The famous little oyster boat Boadicea, a bit of a
gusty Auckland schooner day, an English model
builder/restorer, Murray White’s models of the 6m
Scout and a sailboat journey to Tippecanoe!

 WTWB/JUNE 2010



Richard Hughes with completed model of Amerigo Vespucci

Richard Hughes is an Englishman who has been ship modeling since 1990 and who has become noted for his wonderful mainly display museum-quality models such as the Italian Navy’s Amerigo Vespucci sailing ship used for training purposes seen above and again below, and  Scott’s ship RMS Discovery among others scratchbuilt. They are highly detailed and built to a length of 180cms or just under 6’. Some of his models commissioned, others snapped up by purchasers. Richard also restores old pond boats and modern sailing yacht models for people  including A Class yachts, has also built a 30” model of the impressive Spanish sailing ship  Juan Sebastian de Elcano (below) and his website www.tallshipmodels.co.uk shows a varied array of work carried out over the years.

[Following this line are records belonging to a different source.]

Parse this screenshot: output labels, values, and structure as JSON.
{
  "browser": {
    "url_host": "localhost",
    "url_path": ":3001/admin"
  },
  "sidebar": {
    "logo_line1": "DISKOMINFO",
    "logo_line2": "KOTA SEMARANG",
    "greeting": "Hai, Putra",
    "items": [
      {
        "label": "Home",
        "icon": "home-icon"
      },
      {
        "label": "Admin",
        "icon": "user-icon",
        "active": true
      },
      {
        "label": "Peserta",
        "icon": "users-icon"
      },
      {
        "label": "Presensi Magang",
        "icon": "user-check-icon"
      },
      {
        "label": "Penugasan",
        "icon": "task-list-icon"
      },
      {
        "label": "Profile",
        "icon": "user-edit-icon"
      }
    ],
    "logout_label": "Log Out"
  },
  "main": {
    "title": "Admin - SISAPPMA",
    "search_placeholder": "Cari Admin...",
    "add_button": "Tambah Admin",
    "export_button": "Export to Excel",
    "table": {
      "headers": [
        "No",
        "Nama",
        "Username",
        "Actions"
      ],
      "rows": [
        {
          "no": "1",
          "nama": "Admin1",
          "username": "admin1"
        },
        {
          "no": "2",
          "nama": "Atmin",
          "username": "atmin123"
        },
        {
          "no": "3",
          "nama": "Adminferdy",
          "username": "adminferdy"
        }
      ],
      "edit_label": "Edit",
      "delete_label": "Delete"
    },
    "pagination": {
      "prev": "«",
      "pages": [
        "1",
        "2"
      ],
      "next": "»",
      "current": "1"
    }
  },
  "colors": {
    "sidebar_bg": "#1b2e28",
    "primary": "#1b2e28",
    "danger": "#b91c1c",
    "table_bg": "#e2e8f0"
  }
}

This is purely a hobby for Richard who is a Business Adviser with Business Link Northwest and he lives in Southport, Merseyside in the Northwest of England.


Juan Sebastian de Elcano


Builder with model of RMS Discovery


The model of HMS Discovery

Bow detail RMS Discovery


Fiddly work aboard Amergo Vespucci


The annual `Ancient Mariners’ gathering of schooners took place at Onepoto lake in Auckland on Thursday 26th November last year with brisk, at times slightly excessive wind conditions and only a dozen schooners being put out on the water for a programme of events under control of Officer of the day, Murray White. 

Despite the lower than expected turnout of schooners, as well as the attrition rate, a few boats suffering due to the wind, a few hours of good racing resulted with Richard Gross the overall winner sailing his schooner Milano. Richard Plinston of  the New Zealand Radio Yacht Squadron captured a bit of the action with some excellent photographs shown here.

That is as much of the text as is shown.